PDI-P Kabupaten Bogor Peringati 30 Tahun Kudatuli, Serukan Pentingnya Merawat Demokrasi

Publikbicara.com – Dewan Pimpinan Cabang (DPC) PDI Perjuangan Kabupaten Bogor menggelar tabur bunga untuk memperingati 30 tahun Peristiwa 27 Juli 1996 atau Kudatuli di Kantor Sekretariat DPC PDI Perjuangan Kabupaten Bogor, Jalan Raya Tegar Beriman No. 45, Cibinong, Senin (27/7/2026) malam.

Peringatan yang mengusung tema “Menghormati Mereka yang Gugur, Menjaga Ingatan, Meneguhkan Perjuangan untuk Keadilan dan Demokrasi” itu dihadiri Wasekjen DPP PDI Perjuangan sekaligus anggota DPR RI Adian Napitupulu, Ketua DPC PDI Perjuangan Kabupaten Bogor Doni Maradona Hutabarat, Bendahara DPD PDI Perjuangan Jawa Barat Budi Sembiring, jajaran pengurus partai, anggota DPRD Kabupaten Bogor, kader, serta tokoh agama.

Dalam sambutannya, Ketua DPC PDI Perjuangan Kabupaten Bogor Doni Maradona Hutabarat mengatakan peringatan Kudatuli merupakan momentum untuk mengenang salah satu peristiwa penting dalam perjalanan demokrasi Indonesia.

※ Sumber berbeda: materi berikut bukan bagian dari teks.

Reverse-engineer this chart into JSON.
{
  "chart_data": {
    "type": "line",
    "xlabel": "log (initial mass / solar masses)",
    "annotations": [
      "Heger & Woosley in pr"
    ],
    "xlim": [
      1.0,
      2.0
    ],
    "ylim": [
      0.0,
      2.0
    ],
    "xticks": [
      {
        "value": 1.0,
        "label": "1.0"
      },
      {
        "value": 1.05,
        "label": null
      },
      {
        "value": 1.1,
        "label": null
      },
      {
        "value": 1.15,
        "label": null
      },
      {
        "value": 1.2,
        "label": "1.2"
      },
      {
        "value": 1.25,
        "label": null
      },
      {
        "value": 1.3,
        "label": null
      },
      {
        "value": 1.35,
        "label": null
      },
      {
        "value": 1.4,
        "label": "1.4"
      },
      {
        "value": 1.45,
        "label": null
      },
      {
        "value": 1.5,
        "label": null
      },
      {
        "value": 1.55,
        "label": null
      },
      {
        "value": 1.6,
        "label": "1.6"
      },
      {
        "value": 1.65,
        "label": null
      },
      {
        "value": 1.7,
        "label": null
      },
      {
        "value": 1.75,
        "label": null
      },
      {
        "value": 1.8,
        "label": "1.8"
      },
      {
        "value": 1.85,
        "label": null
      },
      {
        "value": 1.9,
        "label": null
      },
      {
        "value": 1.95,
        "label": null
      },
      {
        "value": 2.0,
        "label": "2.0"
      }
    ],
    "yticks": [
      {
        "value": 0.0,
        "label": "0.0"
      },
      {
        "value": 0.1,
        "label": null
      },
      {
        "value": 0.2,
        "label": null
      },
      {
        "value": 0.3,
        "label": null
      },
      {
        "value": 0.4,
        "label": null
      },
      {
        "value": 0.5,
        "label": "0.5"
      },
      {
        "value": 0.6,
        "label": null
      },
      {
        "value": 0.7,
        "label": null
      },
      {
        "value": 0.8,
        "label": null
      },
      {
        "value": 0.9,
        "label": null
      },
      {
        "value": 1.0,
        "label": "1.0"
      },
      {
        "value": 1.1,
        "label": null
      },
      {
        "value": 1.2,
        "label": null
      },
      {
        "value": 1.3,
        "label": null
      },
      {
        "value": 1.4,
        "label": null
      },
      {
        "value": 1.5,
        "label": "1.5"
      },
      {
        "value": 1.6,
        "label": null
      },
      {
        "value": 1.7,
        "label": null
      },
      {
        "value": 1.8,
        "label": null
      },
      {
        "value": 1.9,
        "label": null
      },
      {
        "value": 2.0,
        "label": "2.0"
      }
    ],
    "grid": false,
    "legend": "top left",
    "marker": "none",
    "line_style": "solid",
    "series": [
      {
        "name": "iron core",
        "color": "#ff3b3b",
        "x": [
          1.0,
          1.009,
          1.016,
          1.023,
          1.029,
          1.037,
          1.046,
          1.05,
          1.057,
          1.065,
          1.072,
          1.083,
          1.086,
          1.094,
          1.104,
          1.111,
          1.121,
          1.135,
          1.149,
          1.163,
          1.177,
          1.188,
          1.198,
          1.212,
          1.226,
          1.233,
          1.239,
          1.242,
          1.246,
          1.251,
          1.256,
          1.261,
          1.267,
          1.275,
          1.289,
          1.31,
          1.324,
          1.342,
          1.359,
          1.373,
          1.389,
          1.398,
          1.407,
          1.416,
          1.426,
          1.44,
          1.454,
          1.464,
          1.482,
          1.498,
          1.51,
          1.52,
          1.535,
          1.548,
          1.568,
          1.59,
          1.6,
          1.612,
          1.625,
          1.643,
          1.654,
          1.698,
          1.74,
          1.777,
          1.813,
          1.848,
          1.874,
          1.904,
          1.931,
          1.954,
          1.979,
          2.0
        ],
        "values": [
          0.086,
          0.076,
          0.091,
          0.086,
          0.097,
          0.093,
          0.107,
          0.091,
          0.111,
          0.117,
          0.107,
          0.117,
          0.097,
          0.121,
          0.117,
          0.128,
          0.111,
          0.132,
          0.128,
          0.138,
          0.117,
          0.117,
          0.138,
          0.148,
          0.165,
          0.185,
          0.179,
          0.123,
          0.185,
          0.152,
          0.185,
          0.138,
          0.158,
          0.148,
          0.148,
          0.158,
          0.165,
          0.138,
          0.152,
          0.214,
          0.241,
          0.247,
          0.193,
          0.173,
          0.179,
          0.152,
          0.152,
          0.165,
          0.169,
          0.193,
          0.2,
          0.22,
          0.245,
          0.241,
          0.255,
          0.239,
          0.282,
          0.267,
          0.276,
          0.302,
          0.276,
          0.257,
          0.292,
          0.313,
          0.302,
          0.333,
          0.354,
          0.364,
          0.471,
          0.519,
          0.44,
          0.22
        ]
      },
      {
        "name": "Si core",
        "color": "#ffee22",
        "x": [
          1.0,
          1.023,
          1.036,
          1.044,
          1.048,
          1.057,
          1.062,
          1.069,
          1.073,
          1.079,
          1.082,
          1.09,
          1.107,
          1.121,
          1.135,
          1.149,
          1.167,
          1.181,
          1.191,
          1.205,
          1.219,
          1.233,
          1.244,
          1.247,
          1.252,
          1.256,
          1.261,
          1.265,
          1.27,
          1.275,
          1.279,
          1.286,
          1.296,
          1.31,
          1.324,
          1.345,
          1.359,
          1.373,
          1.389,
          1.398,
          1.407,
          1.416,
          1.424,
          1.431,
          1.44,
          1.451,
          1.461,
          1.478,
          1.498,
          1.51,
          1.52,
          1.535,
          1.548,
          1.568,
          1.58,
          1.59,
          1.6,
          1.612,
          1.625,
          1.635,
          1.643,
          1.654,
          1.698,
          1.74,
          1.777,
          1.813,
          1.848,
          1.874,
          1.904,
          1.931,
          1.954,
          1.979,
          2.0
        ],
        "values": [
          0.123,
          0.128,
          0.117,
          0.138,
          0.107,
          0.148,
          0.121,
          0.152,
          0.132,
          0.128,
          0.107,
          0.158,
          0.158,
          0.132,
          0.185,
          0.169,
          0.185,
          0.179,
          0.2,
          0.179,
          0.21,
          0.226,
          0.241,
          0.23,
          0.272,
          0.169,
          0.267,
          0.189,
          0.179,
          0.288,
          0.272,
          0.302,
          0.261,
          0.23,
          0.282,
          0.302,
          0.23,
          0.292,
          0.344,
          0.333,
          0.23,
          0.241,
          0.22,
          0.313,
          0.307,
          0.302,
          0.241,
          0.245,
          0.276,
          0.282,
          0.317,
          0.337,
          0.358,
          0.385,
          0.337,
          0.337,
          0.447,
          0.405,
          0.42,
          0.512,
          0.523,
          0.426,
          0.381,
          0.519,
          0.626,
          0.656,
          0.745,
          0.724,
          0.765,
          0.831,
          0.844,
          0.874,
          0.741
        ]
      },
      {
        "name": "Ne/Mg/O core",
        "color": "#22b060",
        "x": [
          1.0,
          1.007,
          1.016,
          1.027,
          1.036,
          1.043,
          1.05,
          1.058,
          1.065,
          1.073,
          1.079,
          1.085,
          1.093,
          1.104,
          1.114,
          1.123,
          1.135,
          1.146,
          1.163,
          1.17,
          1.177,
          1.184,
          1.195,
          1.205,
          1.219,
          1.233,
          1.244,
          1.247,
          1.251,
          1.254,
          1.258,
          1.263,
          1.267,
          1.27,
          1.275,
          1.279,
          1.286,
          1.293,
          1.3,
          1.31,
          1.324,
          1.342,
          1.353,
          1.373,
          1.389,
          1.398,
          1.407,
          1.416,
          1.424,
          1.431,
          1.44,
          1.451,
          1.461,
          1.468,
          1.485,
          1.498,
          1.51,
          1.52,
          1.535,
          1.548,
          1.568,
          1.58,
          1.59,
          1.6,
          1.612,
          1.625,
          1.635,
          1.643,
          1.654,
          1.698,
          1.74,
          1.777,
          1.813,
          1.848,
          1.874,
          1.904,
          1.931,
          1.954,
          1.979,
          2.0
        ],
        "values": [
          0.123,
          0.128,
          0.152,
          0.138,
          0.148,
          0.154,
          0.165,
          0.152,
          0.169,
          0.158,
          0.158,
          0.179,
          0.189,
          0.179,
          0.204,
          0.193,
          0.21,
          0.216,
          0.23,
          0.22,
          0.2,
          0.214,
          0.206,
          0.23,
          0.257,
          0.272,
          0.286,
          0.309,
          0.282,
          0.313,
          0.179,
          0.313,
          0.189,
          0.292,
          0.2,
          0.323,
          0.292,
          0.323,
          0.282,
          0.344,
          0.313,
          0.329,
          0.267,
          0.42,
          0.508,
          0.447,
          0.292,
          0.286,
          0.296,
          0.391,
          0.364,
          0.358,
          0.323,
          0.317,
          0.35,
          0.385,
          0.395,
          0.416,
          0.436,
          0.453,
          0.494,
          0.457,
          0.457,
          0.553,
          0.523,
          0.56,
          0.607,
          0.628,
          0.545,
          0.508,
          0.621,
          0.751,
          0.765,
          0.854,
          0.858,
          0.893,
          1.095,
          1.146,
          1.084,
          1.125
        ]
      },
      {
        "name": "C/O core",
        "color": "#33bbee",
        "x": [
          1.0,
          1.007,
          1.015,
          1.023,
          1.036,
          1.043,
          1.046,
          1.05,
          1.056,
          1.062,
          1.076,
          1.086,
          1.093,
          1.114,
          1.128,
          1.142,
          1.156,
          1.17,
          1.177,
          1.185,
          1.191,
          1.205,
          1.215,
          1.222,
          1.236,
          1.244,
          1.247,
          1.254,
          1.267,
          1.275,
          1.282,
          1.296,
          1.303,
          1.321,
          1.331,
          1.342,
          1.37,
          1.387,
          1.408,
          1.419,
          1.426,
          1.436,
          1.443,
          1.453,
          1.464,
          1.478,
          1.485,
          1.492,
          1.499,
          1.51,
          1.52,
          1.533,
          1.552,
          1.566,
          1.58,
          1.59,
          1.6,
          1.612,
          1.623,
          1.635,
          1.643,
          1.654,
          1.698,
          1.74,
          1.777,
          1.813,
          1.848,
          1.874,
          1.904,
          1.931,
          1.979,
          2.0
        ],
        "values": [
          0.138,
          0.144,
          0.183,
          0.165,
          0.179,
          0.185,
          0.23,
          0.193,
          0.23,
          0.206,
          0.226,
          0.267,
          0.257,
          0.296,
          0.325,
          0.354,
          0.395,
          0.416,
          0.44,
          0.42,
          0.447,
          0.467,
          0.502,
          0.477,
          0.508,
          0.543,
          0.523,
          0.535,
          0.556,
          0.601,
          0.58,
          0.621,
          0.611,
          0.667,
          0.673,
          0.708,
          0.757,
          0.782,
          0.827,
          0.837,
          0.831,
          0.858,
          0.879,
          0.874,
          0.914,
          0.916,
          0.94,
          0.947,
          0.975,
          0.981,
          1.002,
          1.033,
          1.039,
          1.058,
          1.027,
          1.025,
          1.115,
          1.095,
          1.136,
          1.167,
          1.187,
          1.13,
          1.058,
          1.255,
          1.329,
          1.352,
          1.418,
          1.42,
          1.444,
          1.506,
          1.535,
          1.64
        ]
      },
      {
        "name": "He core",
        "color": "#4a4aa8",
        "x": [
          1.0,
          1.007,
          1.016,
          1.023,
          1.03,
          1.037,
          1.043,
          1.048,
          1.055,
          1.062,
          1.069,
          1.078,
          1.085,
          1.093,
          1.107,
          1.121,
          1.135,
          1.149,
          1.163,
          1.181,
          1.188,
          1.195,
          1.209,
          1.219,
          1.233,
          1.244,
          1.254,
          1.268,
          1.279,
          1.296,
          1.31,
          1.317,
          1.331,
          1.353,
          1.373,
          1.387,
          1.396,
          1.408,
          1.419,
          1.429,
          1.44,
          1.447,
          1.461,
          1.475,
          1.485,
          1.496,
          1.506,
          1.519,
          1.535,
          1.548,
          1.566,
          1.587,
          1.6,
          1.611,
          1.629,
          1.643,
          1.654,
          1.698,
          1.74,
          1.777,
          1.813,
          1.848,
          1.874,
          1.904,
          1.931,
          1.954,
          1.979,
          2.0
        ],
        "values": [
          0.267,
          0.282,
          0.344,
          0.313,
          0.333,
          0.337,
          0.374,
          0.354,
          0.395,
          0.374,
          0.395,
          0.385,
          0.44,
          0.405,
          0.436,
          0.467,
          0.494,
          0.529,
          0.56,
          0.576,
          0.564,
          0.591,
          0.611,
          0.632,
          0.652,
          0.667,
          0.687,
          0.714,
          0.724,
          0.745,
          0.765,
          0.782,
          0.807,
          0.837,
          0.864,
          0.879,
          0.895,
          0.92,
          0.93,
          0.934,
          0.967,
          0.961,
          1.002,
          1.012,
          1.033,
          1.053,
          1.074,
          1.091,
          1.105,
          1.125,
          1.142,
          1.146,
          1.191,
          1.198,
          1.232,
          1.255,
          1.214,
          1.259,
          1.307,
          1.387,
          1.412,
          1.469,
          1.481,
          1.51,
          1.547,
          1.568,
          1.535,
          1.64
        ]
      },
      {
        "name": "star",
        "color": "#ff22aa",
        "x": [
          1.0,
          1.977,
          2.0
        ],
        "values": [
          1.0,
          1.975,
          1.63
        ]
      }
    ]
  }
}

Menurut Doni, peristiwa 27 Juli 1996 bukan hanya bagian dari sejarah internal partai, tetapi juga menjadi simbol perjuangan mempertahankan kebebasan berpolitik, hak menyampaikan pendapat, dan kedaulatan rakyat.

Ia mengajak seluruh kader untuk menjaga semangat demokrasi serta memastikan nilai-nilai kebebasan dan keadilan tetap terpelihara. Doni juga menilai peristiwa tersebut harus menjadi pengingat agar praktik pembungkaman dan ketidakadilan tidak kembali terjadi.

Sementara itu, Bendahara DPD PDI Perjuangan Jawa Barat Budi Sembiring menegaskan pentingnya memahami sejarah sebagai bagian dari perjalanan bangsa. Mengutip ajaran Bung Karno, ia mengingatkan agar kader tidak melupakan sejarah dan menjadikan peringatan Kudatuli sebagai motivasi untuk memperkuat soliditas partai.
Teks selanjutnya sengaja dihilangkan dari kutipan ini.